= Assumption (Hay Lakes) Indian Residential School =

Assumption Indian Residential School (also called the Hay Lakes Residential School) was a part of the Canadian Indian Residential School System in Northwestern Alberta, Canada. The school was operated on the south end of the Hay Lakes reserve by the United Church of Canada and the Roman Catholic Church between 1951 and 1974.

== History ==
Assumption School was established in 1951. Missionary Oblates and the Sisters of Providence taught and worked at the school. The Assumption (Hay Lakes) Indian Residential School was located north of High Level in Alberta and in the Peace River Territory. The residential school was northwest of Edmonton and down south of Hay Lakes. The Assumption Residential School was open for 23 years. The administration of the Hay Lakes Residential School issued papers stating that they would open up the school on September 1, 1950. However, opened at a later time.

Following the opening of a day school in the nearby community of Habay in 1962, the Assumption school increasingly served as a residence for students attending the day school. In 1965, Assumption began offering adult education classes to help Indigenous people get the most out of what little they have. Assumption received several "benefits" for allowing the oil industry to use its airstrip, land, roads, bridge and mobile phone.

The institution served as a boarding or residential school from 1951 until 1968 when converted to a day school. In 1969, the Department of Indian Affairs took control of the residential schools in Canada. In 1971, the Sisters of Providence quit the Assumption (Hay Lakes) Indian Residential School. Assumption (Hay Lakes) Residential School and day school were later shut down in 1974.
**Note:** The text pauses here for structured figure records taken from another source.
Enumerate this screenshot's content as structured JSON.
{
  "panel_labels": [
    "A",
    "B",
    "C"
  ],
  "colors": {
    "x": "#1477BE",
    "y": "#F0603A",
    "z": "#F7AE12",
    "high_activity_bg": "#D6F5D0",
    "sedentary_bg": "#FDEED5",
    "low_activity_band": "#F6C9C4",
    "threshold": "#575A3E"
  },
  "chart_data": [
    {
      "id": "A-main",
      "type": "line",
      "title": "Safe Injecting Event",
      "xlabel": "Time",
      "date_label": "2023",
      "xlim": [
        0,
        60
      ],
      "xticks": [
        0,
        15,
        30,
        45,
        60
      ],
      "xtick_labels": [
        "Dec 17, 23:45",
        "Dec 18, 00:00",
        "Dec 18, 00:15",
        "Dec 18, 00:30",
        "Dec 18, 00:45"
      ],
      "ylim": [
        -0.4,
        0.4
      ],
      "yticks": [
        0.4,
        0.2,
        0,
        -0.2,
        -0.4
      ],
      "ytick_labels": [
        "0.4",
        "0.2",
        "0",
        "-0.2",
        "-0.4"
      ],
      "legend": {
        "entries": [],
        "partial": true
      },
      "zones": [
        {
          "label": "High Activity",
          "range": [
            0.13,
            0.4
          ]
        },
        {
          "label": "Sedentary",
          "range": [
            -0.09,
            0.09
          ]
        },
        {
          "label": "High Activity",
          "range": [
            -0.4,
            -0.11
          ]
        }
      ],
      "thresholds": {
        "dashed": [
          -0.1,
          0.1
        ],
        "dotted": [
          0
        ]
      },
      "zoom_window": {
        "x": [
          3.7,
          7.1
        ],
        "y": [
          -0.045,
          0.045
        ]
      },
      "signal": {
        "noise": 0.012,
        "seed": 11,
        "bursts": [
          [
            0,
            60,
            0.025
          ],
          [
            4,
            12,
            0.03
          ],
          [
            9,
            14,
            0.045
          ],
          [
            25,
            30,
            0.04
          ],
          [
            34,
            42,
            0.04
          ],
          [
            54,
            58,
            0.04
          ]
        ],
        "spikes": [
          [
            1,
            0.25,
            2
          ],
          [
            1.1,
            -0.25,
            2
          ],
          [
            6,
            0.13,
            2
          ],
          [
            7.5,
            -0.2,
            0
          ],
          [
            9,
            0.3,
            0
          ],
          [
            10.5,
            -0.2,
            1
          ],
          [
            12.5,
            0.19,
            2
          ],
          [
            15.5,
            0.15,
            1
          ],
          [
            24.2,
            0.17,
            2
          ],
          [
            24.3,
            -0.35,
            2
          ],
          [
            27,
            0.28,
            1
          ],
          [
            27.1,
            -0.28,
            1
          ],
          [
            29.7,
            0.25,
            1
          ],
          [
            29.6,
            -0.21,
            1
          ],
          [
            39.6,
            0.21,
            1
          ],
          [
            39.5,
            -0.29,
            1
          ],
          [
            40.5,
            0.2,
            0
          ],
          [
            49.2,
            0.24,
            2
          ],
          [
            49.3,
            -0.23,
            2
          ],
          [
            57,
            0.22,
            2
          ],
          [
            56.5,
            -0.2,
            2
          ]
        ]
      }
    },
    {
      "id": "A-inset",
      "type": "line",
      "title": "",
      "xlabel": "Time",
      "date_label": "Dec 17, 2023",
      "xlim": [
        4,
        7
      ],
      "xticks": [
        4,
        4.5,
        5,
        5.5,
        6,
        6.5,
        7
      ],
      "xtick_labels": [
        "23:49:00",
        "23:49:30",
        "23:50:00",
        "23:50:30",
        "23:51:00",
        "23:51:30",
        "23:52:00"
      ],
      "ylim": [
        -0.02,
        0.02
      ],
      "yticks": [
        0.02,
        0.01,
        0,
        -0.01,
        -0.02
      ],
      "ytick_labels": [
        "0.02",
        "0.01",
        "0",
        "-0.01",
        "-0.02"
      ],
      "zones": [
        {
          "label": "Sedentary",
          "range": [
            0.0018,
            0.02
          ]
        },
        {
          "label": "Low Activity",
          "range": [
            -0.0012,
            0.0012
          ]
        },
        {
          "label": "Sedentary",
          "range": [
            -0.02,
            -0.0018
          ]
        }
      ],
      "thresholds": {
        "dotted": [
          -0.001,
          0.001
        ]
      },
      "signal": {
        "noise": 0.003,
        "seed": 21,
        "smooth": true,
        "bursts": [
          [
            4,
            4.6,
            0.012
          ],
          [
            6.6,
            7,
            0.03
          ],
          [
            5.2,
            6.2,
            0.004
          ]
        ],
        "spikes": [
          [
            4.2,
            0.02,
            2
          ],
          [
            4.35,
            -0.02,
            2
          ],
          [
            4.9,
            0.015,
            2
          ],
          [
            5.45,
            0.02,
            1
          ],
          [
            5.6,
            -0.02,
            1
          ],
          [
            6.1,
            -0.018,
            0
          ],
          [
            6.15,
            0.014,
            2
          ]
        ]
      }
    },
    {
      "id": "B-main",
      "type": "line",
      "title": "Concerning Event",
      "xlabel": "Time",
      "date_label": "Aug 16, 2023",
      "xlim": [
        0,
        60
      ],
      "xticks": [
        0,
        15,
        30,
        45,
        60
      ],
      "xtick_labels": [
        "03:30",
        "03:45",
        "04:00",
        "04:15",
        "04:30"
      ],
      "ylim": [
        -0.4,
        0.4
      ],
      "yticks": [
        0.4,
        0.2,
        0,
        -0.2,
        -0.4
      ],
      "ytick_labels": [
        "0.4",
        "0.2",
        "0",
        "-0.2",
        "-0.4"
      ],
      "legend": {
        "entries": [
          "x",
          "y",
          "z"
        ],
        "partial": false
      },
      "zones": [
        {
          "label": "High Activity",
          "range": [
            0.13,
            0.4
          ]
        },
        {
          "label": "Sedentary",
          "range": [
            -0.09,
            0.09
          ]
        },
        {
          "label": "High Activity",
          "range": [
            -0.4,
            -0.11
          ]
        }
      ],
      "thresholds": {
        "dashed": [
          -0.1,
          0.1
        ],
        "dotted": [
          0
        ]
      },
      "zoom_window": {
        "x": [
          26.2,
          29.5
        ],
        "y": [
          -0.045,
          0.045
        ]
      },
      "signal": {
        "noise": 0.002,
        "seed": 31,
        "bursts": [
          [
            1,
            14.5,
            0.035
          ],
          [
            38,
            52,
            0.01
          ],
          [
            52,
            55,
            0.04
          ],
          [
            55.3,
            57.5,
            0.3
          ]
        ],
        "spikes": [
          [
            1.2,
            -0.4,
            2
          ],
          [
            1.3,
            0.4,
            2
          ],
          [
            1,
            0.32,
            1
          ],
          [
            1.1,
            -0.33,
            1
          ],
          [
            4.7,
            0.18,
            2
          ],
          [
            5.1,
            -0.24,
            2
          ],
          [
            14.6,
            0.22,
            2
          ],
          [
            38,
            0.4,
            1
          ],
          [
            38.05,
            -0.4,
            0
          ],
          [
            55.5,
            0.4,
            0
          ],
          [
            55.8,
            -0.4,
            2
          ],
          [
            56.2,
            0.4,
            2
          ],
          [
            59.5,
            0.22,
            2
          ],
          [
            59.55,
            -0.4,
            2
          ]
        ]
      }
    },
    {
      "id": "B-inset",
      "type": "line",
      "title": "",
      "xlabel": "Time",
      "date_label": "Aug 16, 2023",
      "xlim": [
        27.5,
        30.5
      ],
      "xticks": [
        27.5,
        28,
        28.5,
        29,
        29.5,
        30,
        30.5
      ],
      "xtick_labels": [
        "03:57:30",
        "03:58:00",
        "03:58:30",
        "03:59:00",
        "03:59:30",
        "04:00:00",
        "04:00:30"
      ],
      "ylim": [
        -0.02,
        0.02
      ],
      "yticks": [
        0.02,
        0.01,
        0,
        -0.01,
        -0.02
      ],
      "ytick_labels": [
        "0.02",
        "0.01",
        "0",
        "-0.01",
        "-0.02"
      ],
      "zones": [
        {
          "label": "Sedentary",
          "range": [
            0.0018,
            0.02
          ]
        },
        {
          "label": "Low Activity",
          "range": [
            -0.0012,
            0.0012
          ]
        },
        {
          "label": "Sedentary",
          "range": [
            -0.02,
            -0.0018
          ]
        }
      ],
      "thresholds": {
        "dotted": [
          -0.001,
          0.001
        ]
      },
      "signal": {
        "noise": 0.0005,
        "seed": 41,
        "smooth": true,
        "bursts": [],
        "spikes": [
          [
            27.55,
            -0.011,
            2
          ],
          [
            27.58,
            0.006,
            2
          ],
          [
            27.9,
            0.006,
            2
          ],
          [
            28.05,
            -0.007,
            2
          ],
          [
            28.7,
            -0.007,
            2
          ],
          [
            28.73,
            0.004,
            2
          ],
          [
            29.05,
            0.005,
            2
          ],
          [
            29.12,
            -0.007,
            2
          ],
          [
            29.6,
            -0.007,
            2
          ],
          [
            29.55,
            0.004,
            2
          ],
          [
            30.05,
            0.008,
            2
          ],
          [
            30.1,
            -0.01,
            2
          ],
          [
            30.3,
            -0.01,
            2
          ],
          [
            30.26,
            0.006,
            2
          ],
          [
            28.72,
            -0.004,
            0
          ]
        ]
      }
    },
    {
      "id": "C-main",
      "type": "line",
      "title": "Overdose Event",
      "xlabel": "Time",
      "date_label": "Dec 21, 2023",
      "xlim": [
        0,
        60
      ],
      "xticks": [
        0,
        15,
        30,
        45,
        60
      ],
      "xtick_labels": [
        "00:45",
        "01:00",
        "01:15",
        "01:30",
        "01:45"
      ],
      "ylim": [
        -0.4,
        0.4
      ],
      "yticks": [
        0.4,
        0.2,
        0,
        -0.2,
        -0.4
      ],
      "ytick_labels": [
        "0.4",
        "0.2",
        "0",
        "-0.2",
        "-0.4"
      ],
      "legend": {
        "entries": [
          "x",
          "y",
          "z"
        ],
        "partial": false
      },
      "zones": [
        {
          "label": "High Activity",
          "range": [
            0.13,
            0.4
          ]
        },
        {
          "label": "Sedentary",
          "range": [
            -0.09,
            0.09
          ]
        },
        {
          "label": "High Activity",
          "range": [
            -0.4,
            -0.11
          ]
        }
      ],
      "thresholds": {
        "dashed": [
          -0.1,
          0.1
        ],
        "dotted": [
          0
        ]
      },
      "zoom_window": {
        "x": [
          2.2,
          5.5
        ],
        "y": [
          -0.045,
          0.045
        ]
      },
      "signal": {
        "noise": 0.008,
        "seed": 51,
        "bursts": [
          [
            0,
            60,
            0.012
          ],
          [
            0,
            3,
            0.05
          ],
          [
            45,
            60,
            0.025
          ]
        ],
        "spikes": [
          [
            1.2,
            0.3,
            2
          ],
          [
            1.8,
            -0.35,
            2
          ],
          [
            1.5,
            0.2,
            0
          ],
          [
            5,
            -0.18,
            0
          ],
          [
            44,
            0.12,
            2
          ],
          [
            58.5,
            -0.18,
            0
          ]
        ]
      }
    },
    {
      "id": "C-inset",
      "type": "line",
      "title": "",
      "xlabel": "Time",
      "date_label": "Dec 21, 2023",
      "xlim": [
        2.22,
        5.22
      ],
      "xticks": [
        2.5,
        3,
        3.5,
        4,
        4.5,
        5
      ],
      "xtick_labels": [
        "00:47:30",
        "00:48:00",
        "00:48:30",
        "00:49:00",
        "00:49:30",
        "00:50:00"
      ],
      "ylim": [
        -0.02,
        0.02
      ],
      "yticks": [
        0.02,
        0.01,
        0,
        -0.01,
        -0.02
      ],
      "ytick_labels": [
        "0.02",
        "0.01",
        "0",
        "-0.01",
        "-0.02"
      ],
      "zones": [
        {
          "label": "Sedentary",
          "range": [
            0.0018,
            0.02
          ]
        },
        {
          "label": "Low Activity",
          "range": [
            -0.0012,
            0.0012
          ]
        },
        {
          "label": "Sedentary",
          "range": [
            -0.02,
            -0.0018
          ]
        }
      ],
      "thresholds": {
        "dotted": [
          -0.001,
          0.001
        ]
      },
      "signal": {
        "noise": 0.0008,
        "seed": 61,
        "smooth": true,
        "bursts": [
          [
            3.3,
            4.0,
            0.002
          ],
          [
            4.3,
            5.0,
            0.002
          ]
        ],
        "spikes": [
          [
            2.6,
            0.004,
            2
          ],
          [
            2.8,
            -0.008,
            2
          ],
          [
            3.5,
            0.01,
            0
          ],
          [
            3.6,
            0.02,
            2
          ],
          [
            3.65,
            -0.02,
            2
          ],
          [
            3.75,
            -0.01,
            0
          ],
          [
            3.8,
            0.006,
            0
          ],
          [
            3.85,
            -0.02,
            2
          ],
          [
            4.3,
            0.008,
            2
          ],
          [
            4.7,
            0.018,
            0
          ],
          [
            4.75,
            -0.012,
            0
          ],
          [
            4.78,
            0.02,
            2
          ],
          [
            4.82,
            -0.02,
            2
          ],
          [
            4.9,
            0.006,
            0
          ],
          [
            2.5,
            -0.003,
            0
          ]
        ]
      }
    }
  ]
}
The children who were forced to attend Assumption were mostly members of the Dene Tha’ First Nation. They were forced to follow the Catholic Church and the United Church of Canada’s indoctrination.The education at the Assumption Indian Residential School was stated to be harsh and improper at times according to a report in 1970. It is currently unknown how many students were forced to attend Assumption Indian Residential School. Although, there is not an exact number of how many students attended the Assumption Hay Lakes Indian Residential School, there were approximately over 150,000 children that were forced to attend.

== Health care ==
Newspapers reported in June 1960 that a doctor, nurse, X-ray technician and the head of Indian Affairs was traveling to various Indigenous bands and residential schools to X-ray them, looking for tuberculosis.

== Student deaths ==
Two students at Assumption (Hay Lakes) Indian Residential School died: Lucie Semantha died on June 19, 1952 and Carmen Chonkolay died on December 19, 1968. The causes of their deaths is currently unknown.